Sadly a lot of corporate support for the arts is crassly transactional. I recall one lauded “philanthropist” who openly stated that he had absolutely no interest in the performing arts, but found that funding them paid dividends because it would win favour with the Minister (who usually holds some other useful portfolio!). Slippery practices from the corporate world also creep in. Another recollection is of a Board member who saw nothing wrong with drawing down funds from quarantined trust accounts as an easy means of underwriting deficits.
Collecting Board seats along with an AO is often on a par with, and sometimes concurrent with, acquiring a trophy wife (a majority of donations continue to be sourced from males).
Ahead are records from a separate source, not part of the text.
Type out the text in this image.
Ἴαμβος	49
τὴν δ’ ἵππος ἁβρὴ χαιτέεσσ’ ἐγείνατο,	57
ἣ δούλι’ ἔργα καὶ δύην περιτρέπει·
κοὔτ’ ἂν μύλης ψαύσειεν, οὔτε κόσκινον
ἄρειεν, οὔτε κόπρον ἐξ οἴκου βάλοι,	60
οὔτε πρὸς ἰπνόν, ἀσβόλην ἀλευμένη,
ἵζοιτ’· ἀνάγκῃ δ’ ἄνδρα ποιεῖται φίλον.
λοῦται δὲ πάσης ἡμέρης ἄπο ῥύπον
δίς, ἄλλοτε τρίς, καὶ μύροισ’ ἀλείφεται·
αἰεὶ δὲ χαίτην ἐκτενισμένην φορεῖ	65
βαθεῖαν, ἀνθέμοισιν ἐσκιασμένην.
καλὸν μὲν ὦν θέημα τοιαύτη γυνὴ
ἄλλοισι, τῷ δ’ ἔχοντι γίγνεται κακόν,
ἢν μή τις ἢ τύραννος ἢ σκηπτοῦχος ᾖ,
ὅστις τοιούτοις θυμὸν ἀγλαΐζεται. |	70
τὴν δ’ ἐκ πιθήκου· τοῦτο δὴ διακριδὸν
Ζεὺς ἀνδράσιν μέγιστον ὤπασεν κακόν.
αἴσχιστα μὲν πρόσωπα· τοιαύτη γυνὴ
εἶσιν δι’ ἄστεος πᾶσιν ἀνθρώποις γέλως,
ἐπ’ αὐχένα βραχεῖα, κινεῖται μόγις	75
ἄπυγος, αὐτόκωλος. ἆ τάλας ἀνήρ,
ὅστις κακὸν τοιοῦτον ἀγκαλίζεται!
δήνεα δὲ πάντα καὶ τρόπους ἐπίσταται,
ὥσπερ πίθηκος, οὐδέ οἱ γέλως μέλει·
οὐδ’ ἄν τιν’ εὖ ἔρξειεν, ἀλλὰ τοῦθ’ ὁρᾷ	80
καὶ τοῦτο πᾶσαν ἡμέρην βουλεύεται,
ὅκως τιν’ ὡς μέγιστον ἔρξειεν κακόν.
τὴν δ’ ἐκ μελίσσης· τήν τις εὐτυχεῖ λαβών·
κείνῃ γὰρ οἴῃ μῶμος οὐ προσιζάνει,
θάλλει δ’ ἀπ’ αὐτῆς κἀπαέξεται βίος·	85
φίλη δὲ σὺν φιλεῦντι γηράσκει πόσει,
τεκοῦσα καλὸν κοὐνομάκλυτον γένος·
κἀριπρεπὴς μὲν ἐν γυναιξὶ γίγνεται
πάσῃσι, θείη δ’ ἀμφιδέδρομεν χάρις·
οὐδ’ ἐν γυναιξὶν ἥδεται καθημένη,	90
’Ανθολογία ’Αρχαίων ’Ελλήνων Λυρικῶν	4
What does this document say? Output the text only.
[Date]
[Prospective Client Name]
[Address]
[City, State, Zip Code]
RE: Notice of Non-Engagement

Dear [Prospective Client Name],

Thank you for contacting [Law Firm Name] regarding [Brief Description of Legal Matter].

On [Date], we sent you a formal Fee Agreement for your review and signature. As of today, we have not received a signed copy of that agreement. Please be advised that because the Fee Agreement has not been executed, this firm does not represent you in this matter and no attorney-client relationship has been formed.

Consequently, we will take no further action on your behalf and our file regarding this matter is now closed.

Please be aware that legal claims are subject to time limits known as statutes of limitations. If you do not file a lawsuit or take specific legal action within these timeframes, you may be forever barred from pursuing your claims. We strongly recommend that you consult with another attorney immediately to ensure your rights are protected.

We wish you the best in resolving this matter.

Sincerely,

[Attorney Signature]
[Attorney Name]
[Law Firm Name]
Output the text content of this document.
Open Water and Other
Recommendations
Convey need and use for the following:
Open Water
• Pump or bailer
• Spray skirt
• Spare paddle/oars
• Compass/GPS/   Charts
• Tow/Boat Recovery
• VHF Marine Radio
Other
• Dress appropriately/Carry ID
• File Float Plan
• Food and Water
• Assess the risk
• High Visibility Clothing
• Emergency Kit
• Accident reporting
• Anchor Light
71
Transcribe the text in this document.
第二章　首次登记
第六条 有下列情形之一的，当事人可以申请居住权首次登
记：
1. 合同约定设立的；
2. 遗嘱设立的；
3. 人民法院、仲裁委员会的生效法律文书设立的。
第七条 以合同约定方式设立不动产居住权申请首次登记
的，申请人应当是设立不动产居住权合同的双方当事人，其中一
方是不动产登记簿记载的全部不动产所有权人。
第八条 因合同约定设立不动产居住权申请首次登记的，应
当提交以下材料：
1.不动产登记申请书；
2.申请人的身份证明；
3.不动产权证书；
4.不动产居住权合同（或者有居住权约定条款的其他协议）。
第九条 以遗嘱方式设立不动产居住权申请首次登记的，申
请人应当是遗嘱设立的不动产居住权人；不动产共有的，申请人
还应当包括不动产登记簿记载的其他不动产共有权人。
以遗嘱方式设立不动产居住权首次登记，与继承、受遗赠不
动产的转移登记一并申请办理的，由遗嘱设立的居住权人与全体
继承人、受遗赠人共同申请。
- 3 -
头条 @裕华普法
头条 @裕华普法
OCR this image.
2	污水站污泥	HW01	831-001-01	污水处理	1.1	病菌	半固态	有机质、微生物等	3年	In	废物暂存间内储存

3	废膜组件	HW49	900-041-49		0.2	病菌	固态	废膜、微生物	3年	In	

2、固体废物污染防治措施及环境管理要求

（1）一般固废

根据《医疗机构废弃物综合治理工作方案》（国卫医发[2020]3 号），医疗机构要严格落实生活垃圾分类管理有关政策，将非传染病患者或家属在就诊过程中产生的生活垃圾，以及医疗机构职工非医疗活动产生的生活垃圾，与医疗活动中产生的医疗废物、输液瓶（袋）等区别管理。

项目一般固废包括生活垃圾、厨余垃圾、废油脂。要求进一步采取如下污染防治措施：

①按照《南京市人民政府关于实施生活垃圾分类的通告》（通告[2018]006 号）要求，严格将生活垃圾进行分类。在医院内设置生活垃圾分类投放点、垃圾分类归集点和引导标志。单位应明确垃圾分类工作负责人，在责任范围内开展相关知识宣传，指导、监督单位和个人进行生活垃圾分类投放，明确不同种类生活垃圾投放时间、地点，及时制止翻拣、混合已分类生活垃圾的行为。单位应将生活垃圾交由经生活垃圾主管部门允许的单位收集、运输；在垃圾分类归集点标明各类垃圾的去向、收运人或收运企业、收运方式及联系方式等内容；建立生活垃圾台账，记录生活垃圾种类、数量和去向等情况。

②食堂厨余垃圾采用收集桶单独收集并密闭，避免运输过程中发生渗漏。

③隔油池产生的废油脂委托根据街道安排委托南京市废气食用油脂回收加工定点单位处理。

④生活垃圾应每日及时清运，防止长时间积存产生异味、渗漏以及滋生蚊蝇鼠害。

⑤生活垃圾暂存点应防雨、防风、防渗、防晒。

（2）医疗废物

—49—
Fortunately, however, there are a few truly disinterested patrons of the arts and they stand out because of their intelligent and passionate commitment to an artform.
“The reasons are obvious enough: arts organisations want funding and social acceptance, while banking executives and captains of finance want culture (or at least the trappings of it).”
The funding bit I can understand, but how much money do these bankers bring in anyway? I doubt they donate much to any arts causes from their own pockets. And the presence of bankers confers social acceptance? Yeah, right!
I’d think the arts organisations would be better off without the taint of bankers.